Drie dagen van tevoren:
Haal de bladeren van de kool los en spoel ze af met koud water. Wrijf ze goed in met zout en leg ze in een ruime bak. Zet 2 uur weg en spoel het zout er dan af onder de koude kraan. Breng het water aan de kook in een sauspan en mix de maïzena erdoor. Laat een minuut of vijf zacht doorkoken. Voeg de suiker toe en laat het nog een minuut koken. Haal van de hittebron en laat helemaal afkoelen.
Pel de sjalotjes en knoflook en snipper ze. Snijd de bosui inclusief het groen in ringetjes. Snijd de radijs, wortel, en paprika fijn (luciferstokjesdikte). Schil de gember en doe samen met de vissaus, ansjovis en tomatenpuree in een mengbeker. Pureer met de staafmixer en roer het mengsel samen met de gedroogde peper door het maïzenapapje.

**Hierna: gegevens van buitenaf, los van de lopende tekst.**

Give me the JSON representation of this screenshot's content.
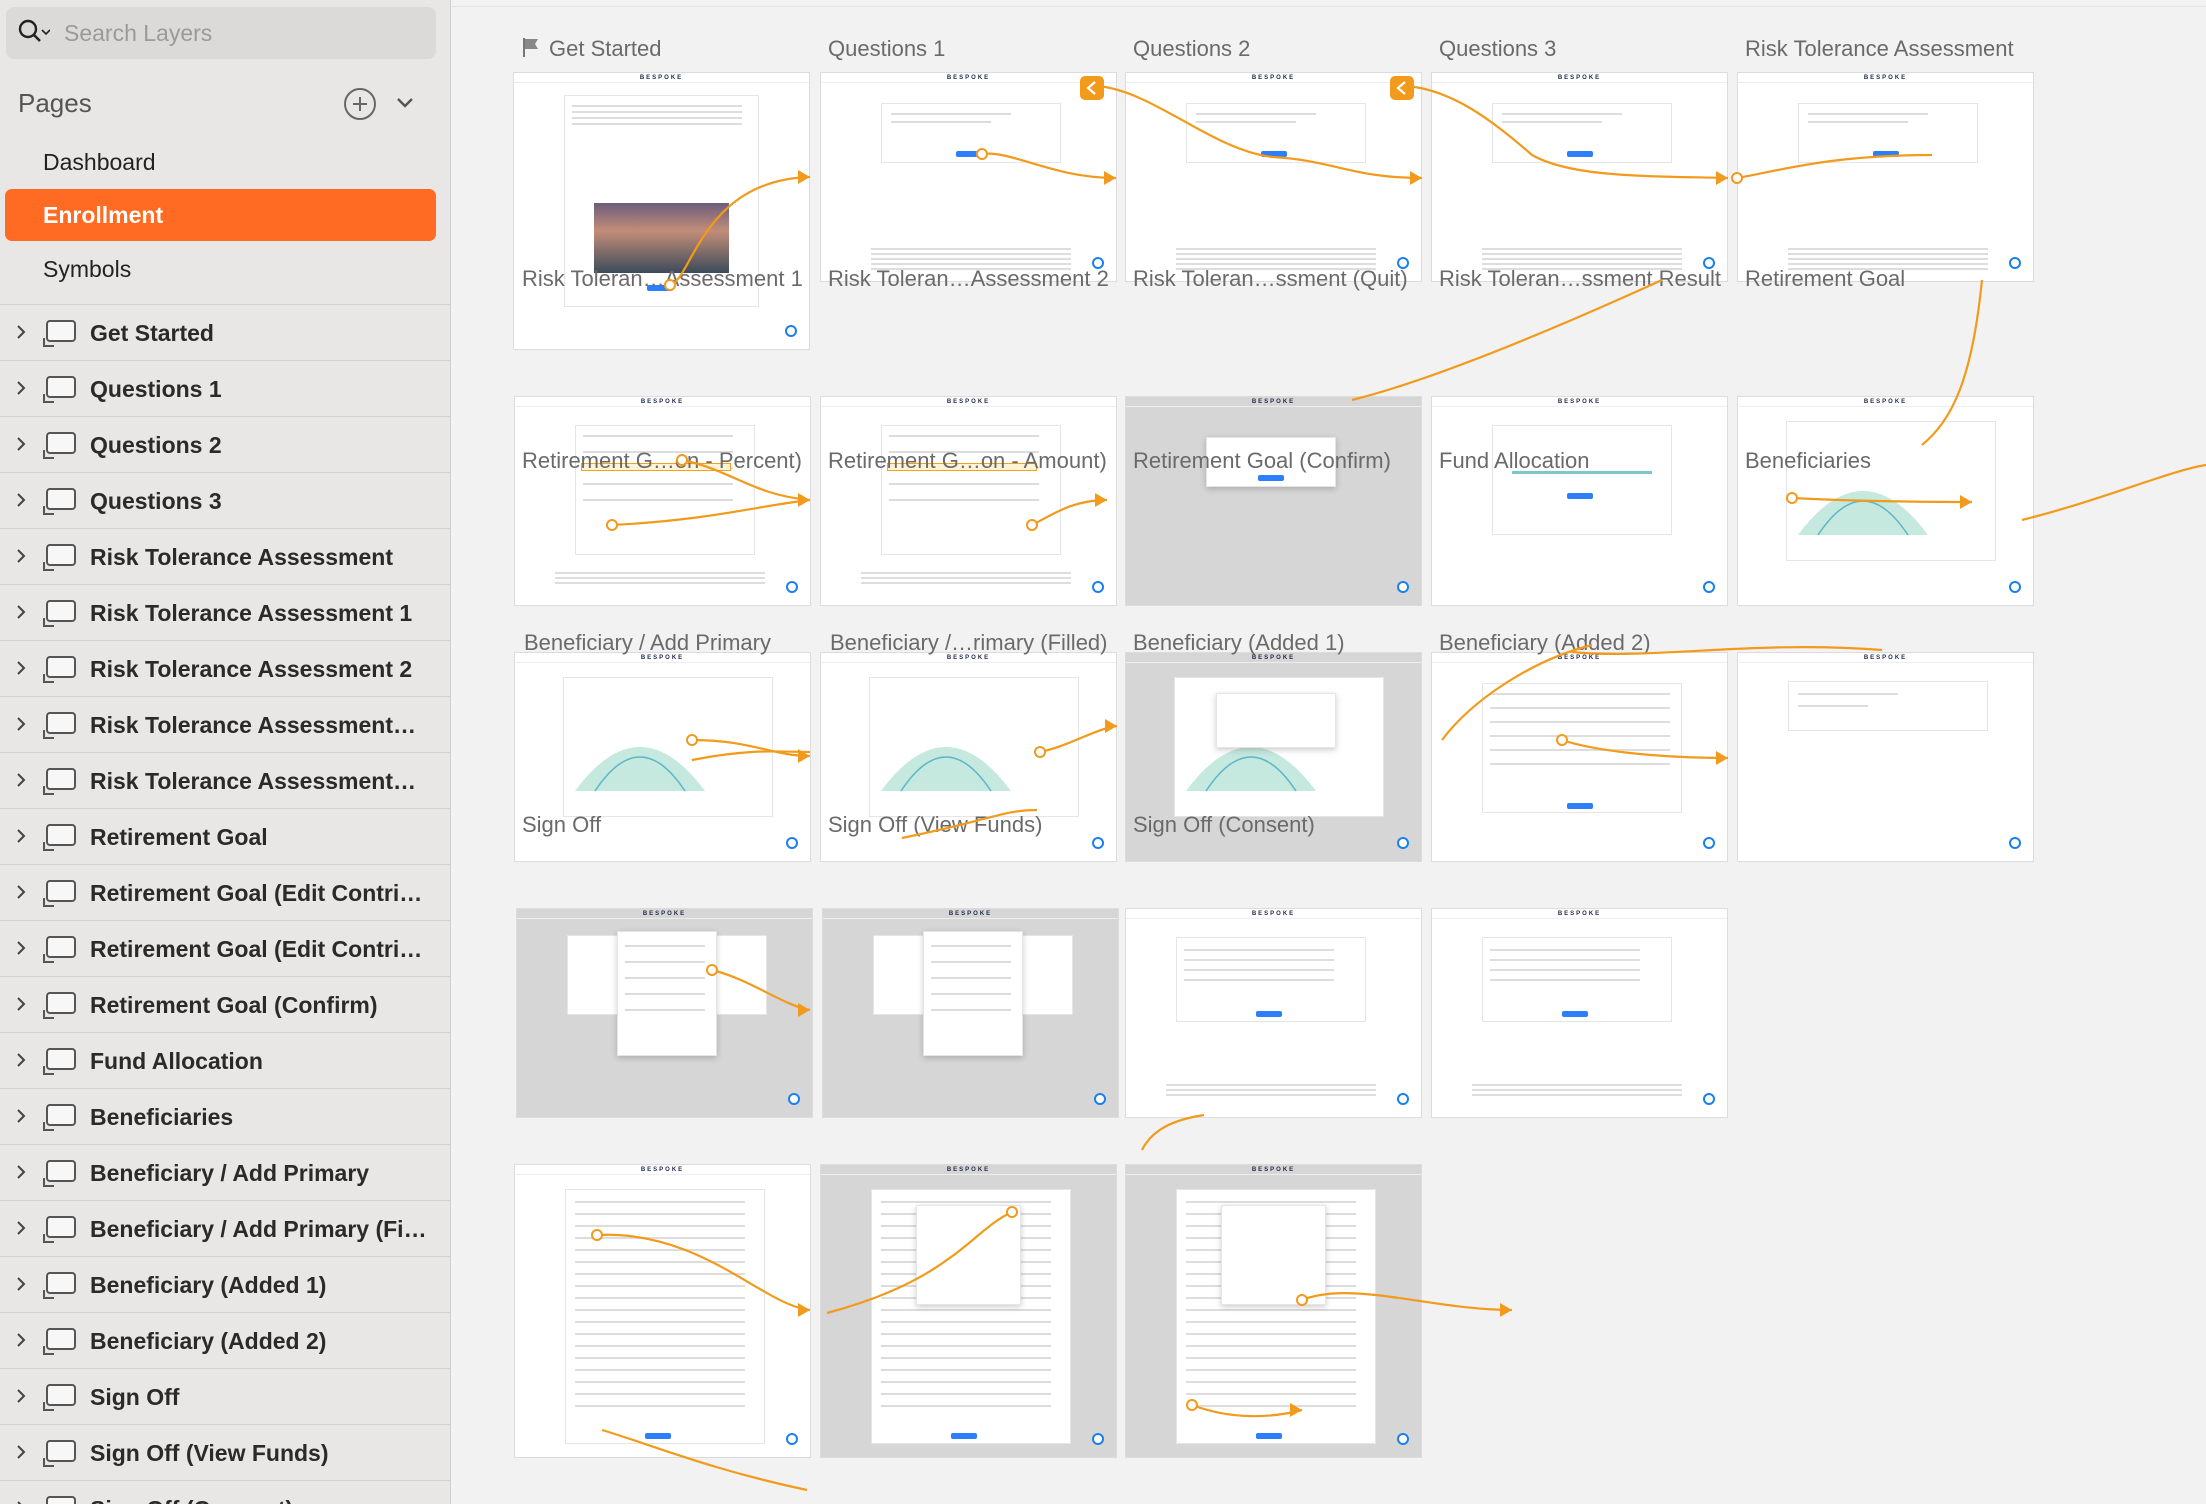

Doe de fijngesneden groenten bij de pittige maïzenapap, roer door en smeer de koolbladeren ermee in. Rol de bladeren op en stop ze in een grote weckpot. Druk de lucht tussen de bladeren uit door er iets zwaars op te leggen. Bijvoorbeeld een diepvrieszakje met zout water of een speciale zuurkoolsteen. Doe de pot dicht en zorg dat de rubberen rand het deksel goed afsluit. Zet drie dagen weg op kamertemperatuur zodat het fermentatieproces zijn werk kan doen. Controleer de eerste paar dagen van de fermentatie of er toch geen zuurstof in de pot is gekomen. Dan kan het gaan schimmelen en moet je opnieuw beginnen.
Laat de kimchi eventueel nog langer staan als je de smaak nog wat sterker wilt. Wil je hem niet al te zuur, zet de pot dan juist sneller in de koelkast. De bacteriën kunnen niet tegen kou, waardoor het fermentatieproces stopt.
Wist je dat je minstens 1,5% van het groentegewicht aan zout moet toevoegen om goed te kunnen fermenteren? Hierdoor gaan de slechte bacteriën dood en blijven alleen melkzuurbacteriën – die goed tegen zout kunnen – leven. Deze kunnen de suikers uit de groenten dan omzetten in melkzuur en ontstaat de karakteristieke smaak.